Über das 19. Jahrhundert machte die Bahn ein entscheidendes Kriterium bei Standortbestimmungen, Firmengründungen sowie Niederlassungen aus. Davon zeugen bis heute Anschlussgleise auf dem Gelände von Betrieben und Firmen im westlichen Industriegebiet.
Das Kurwesen und die Bahn
Als der Ehrenbürger Emanuel Felke 1915 nach Sobernheim kam und hier sein Kurwesen aufbaute, kam ihm der Bahnanschluss zugute. In Massen reisten Kurgäste und Patienten an, damit sie der Lehmpastor Felke behandeln konnte. Für die Stadt war das ein weiteres finanzielles Standbein. Ohne die Gleisanbindung hätte das Kurwesen wohl nicht so enorm wachsen können. Heute ist es eine tragende Säule der Wirtschaft in der Kleinstadt an der Nahe.
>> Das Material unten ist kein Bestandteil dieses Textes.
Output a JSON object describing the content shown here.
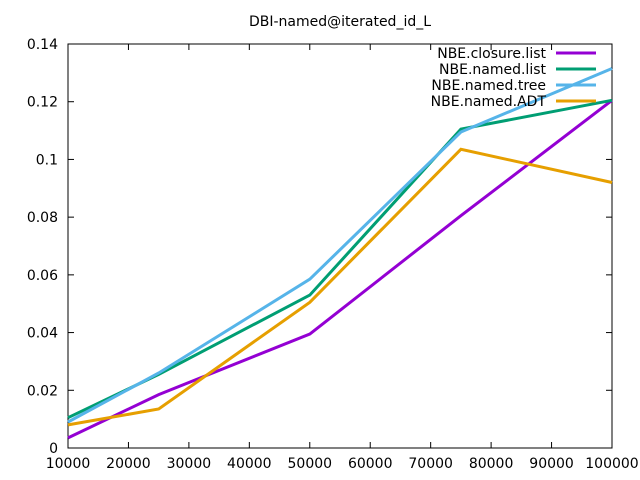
{
  "chart_data": {
    "type": "line",
    "title": "DBI-named@iterated_id_L",
    "xlabel": "",
    "ylabel": "",
    "xlim": [
      10000,
      100000
    ],
    "ylim": [
      0,
      0.14
    ],
    "x_ticks": [
      "10000",
      "20000",
      "30000",
      "40000",
      "50000",
      "60000",
      "70000",
      "80000",
      "90000",
      "100000"
    ],
    "y_ticks": [
      "0",
      "0.02",
      "0.04",
      "0.06",
      "0.08",
      "0.1",
      "0.12",
      "0.14"
    ],
    "grid": false,
    "legend_position": "top-right",
    "series": [
      {
        "name": "NBE.closure.list",
        "color": "#9400d3",
        "x": [
          10000,
          25000,
          50000,
          75000,
          100000
        ],
        "values": [
          0.0035,
          0.0185,
          0.0395,
          0.0805,
          0.1205
        ]
      },
      {
        "name": "NBE.named.list",
        "color": "#009e73",
        "x": [
          10000,
          25000,
          50000,
          75000,
          100000
        ],
        "values": [
          0.0105,
          0.0255,
          0.053,
          0.1105,
          0.1205
        ]
      },
      {
        "name": "NBE.named.tree",
        "color": "#56b4e9",
        "x": [
          10000,
          25000,
          50000,
          75000,
          100000
        ],
        "values": [
          0.009,
          0.026,
          0.0585,
          0.1095,
          0.1315
        ]
      },
      {
        "name": "NBE.named.ADT",
        "color": "#e69f00",
        "x": [
          10000,
          25000,
          50000,
          75000,
          100000
        ],
        "values": [
          0.008,
          0.0135,
          0.0505,
          0.1035,
          0.092
        ]
      }
    ]
  }
}
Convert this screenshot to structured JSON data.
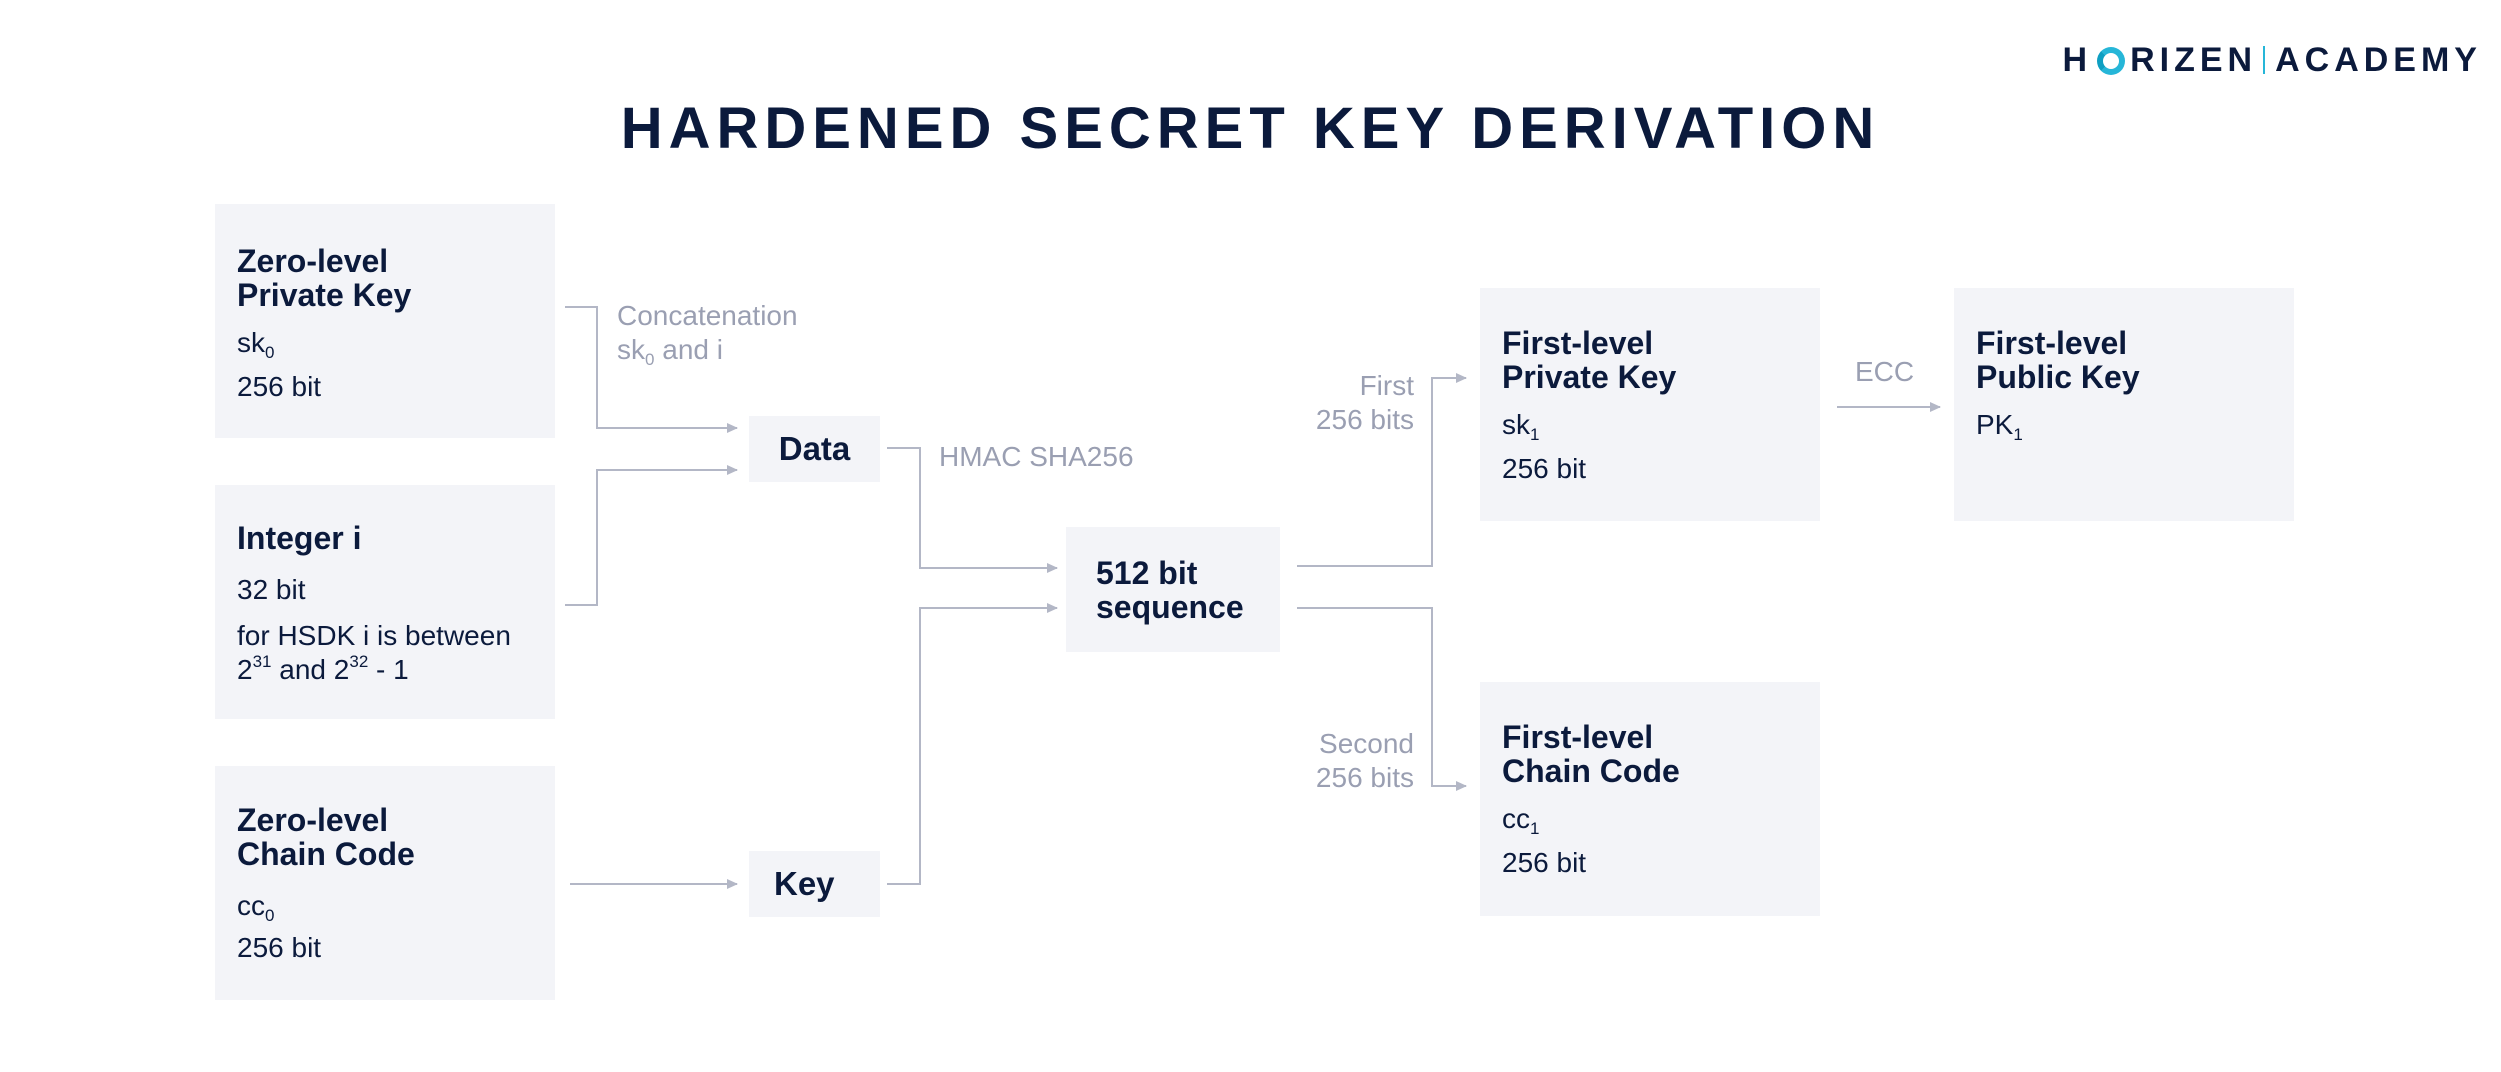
{
  "logo": {
    "left_text": "H",
    "left_text_after": "RIZEN",
    "right_text": "ACADEMY"
  },
  "title": "HARDENED SECRET KEY DERIVATION",
  "nodes": {
    "zero_private_key": {
      "title_line1": "Zero-level",
      "title_line2": "Private Key",
      "symbol": "sk",
      "symbol_sub": "0",
      "size": "256 bit"
    },
    "integer_i": {
      "title": "Integer i",
      "size": "32 bit",
      "note_line1": "for HSDK i is between",
      "note_base1": "2",
      "note_exp1": "31",
      "note_mid": " and ",
      "note_base2": "2",
      "note_exp2": "32",
      "note_tail": " - 1"
    },
    "zero_chain_code": {
      "title_line1": "Zero-level",
      "title_line2": "Chain Code",
      "symbol": "cc",
      "symbol_sub": "0",
      "size": "256 bit"
    },
    "data": {
      "label": "Data"
    },
    "key": {
      "label": "Key"
    },
    "sequence": {
      "label_line1": "512 bit",
      "label_line2": "sequence"
    },
    "first_private_key": {
      "title_line1": "First-level",
      "title_line2": "Private Key",
      "symbol": "sk",
      "symbol_sub": "1",
      "size": "256 bit"
    },
    "first_public_key": {
      "title_line1": "First-level",
      "title_line2": "Public Key",
      "symbol": "PK",
      "symbol_sub": "1"
    },
    "first_chain_code": {
      "title_line1": "First-level",
      "title_line2": "Chain Code",
      "symbol": "cc",
      "symbol_sub": "1",
      "size": "256 bit"
    }
  },
  "edge_labels": {
    "concatenation_line1": "Concatenation",
    "concatenation_sym": "sk",
    "concatenation_sub": "0",
    "concatenation_tail": " and i",
    "hmac": "HMAC SHA256",
    "first_line1": "First",
    "first_line2": "256 bits",
    "second_line1": "Second",
    "second_line2": "256 bits",
    "ecc": "ECC"
  },
  "colors": {
    "box_fill": "#f3f4f8",
    "text_dark": "#0b1a3c",
    "text_muted": "#9a9fb2",
    "connector": "#b3b7c6",
    "logo_accent": "#26b6d8"
  }
}
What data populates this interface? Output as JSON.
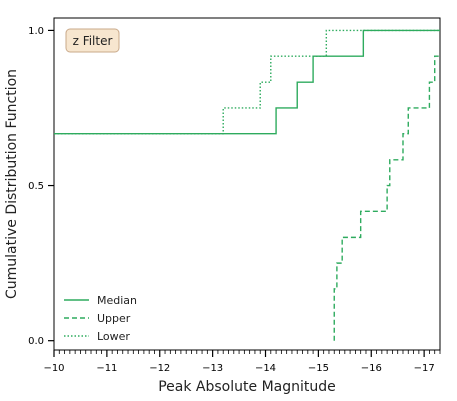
{
  "chart_data": {
    "type": "line",
    "step": true,
    "annotation": "z Filter",
    "xlabel": "Peak Absolute Magnitude",
    "ylabel": "Cumulative Distribution Function",
    "xlim": [
      -10,
      -17.3
    ],
    "ylim": [
      -0.03,
      1.04
    ],
    "x_inverted": true,
    "xticks": [
      -10,
      -11,
      -12,
      -13,
      -14,
      -15,
      -16,
      -17
    ],
    "xtick_labels": [
      "−10",
      "−11",
      "−12",
      "−13",
      "−14",
      "−15",
      "−16",
      "−17"
    ],
    "yticks": [
      0.0,
      0.5,
      1.0
    ],
    "ytick_labels": [
      "0.0",
      "0.5",
      "1.0"
    ],
    "grid": false,
    "legend_position": "lower-left",
    "line_color": "#2eab5e",
    "series": [
      {
        "name": "Median",
        "style": "solid",
        "x": [
          -10,
          -14.2,
          -14.2,
          -14.6,
          -14.6,
          -14.9,
          -14.9,
          -15.85,
          -15.85,
          -17.3
        ],
        "y": [
          0.667,
          0.667,
          0.75,
          0.75,
          0.833,
          0.833,
          0.917,
          0.917,
          1.0,
          1.0
        ]
      },
      {
        "name": "Upper",
        "style": "dashed",
        "x": [
          -15.3,
          -15.3,
          -15.3,
          -15.35,
          -15.35,
          -15.45,
          -15.45,
          -15.8,
          -15.8,
          -16.3,
          -16.3,
          -16.35,
          -16.35,
          -16.6,
          -16.6,
          -16.7,
          -16.7,
          -17.1,
          -17.1,
          -17.2,
          -17.2,
          -17.3
        ],
        "y": [
          0.0,
          0.083,
          0.167,
          0.167,
          0.25,
          0.25,
          0.333,
          0.333,
          0.417,
          0.417,
          0.5,
          0.5,
          0.583,
          0.583,
          0.667,
          0.667,
          0.75,
          0.75,
          0.833,
          0.833,
          0.917,
          0.917
        ]
      },
      {
        "name": "Lower",
        "style": "dotted",
        "x": [
          -10,
          -13.2,
          -13.2,
          -13.9,
          -13.9,
          -14.1,
          -14.1,
          -15.15,
          -15.15,
          -17.3
        ],
        "y": [
          0.667,
          0.667,
          0.75,
          0.75,
          0.833,
          0.833,
          0.917,
          0.917,
          1.0,
          1.0
        ]
      }
    ]
  }
}
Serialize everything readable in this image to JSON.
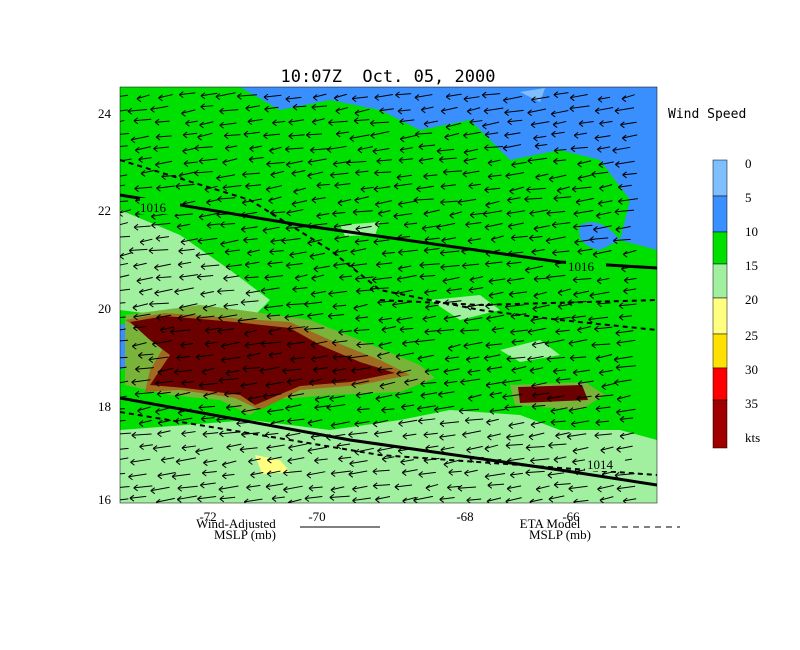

Die Bahn und der Krieg in Bad Sobernheim
Soldaten reisten im Ersten und Zweiten Weltkrieg auch mit der Eisenbahn. Egal ob Lebensmittel, Militärgut oder andere wichtige kriegswirtschaftliche Waren kamen mit dem Güterverkehr von A nach B. Die Stadt blieb hinsichtlich großer kriegerischer Gefechte weitestgehend verschont.
Allerdings musste die Stadt kurz vor dem Ende des Zweiten Weltkrieges einen harten Rückschlag einstecken. „Am 5. Januar 1945 stürzten 674 Bomben auf das Stadtgebiet. Dies ist aus einem Militärbericht der US Air Force zu belegen“, wusste die Leiterin des Heimatmuseums. Der alliierte Bombenangriff sollte hauptsächlich die Eisenbahnanlagen der Stadt in Schutt und Asche legen und die Transportwege unterbrechen. 42 Bomber verrichteten ihr kriegerisches Werk. Die Bahnlinie und die Bahnhofstraße wurden vollkommen zerstört. 25 Häuser gab es nicht mehr. 150 waren schwer beschädigt. Bis heute lässt sich dieses tragische Ereignis im Stadtbild erkennen. Denn in der Innenstadt stehen historische Gebäude neben verhältnismäßig jüngeren Häusern, die in den Nachkriegsjahren errichtet wurden.
Der Straßenbau in den 50er Jahren
Der Straßenbau wie auch der der B41 (ab 1953) prägten wiederrum die Geschichte der Stadt. Güterverkehr gibt es auf der Bahnstrecke Bad Sobernheims heute keinen mehr. Berufspendler, Schüler, Auszubildende und Studenten nutzen sie heute, außerdem viele Touristen. Der Tourismus hat heute im Wirtschaftsleben der Stadt einen bedeutenden Stellenwert.